John Doe, the ACLU’s anonymous client in the lawsuit, challenged
the enforcement of residential restrictions for sex offenders.
His identity was protected by an order of the Court issued on
January 27, 2006.
The Oklahoma City Police Department was attempting to unfairly
enforce a state law that prohibited registered sex offenders
from residing within a 2,000 feet radius of a school or
educational institution. Doe had tried to comply with the
regulation and had even sold a house he had purchased after
being informed by the Oklahoma City Police Department Registry
Division that it was too close to a school and that he would be
arrested if he did not move within 60 days.
Doe subsequently bought another house after consulting with the
Registry Division, which assured him that could legally reside
in that location. Several months later, he was contacted by the
Oklahoma City Police Department and told that “new and improved”
measuring techniques and “new” legal interpretations indicated
that his recently purchased home was also too close to a school.

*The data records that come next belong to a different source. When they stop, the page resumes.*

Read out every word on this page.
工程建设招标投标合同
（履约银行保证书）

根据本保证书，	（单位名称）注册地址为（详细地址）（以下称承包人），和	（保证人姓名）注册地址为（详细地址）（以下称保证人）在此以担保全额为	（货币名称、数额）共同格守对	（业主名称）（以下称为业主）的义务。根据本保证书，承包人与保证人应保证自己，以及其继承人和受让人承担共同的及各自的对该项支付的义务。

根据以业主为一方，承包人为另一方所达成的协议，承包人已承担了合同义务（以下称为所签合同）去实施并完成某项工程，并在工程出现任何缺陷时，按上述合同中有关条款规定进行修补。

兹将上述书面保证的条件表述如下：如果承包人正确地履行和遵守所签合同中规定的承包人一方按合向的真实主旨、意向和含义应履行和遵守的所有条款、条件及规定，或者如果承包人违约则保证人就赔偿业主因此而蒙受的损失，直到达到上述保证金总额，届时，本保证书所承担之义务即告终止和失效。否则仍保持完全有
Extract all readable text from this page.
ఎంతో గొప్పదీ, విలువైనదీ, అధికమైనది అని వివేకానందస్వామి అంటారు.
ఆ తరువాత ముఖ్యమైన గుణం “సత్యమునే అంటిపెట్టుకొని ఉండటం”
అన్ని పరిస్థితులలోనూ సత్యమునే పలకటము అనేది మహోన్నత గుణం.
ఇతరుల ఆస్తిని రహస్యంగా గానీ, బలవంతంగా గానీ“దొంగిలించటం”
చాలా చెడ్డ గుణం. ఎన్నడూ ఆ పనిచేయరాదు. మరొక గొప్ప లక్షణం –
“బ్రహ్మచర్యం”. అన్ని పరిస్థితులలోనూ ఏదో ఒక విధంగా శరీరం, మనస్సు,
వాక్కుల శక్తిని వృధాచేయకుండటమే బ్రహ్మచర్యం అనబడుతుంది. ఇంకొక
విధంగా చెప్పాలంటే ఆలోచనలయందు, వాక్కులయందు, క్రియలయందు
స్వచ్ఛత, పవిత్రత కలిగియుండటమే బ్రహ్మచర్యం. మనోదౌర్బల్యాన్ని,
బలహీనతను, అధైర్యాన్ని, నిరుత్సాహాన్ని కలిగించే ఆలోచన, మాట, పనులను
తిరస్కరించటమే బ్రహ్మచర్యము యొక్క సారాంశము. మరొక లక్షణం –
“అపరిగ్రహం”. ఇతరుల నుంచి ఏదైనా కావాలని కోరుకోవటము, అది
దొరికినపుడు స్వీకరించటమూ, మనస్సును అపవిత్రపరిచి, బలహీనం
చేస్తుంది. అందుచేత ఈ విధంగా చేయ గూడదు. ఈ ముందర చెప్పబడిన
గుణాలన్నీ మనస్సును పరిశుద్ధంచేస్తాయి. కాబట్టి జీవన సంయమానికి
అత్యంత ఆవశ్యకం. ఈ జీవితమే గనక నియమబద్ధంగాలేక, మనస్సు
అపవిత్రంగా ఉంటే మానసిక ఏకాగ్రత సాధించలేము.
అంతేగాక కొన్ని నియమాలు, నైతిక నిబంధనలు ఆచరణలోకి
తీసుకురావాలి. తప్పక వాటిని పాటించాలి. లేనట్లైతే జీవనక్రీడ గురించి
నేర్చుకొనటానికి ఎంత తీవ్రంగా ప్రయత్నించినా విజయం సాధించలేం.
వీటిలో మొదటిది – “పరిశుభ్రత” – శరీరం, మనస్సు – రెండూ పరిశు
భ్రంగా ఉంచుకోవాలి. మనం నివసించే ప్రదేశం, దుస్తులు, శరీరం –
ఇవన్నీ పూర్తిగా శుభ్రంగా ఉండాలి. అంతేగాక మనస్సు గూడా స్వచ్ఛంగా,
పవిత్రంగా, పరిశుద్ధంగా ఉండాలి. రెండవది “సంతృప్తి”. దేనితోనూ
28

ACLU of Oklahoma's former Staff Attorney Tina Izadi filed suit on behalf
of Doe on January 26, 2006 and alleged that his due process and
other rights were being violated by the police and district
attorney’s office. After a court appearance, a temporary
restraining order from the Oklahoma County District Court and
extensive negotiation, the defendants agreed to settle the case.
Wes Lane, former District Attorney for Oklahoma County, in his official
capacity and the District Attorney’s Office for Oklahoma
County’s employees, agents and its office agreed to refrain from
initiating criminal prosecution to enforce 57 O.S. Section 590
against Doe for the duration of time that Doe remains at his
present address, including any and all enforcement steps and/or
proceedings and any revocation proceedings as a result of his
residence.
William Citty, Chief of Police for City of Oklahoma City, in his
official capacity, and The City of Oklahoma City Police
Department’s employees, agents and its office agreed to refrain
from initiating criminal prosecution to enforce 57 O.S. Section
590 against Plaintiff for the duration of time that Plaintiff
remains at his present address, including any and all
enforcement steps and/or proceedings.
As part of the settlement, the parties were prohibited from
publicly identifying Doe and providing any identifying
information about him to any person or entity not directly
involved in the resolution and the future enforcement of the
agreement in accord with the terms of the Court’s Order granting
the Plaintiff’s Protective Order on January 27, 2006.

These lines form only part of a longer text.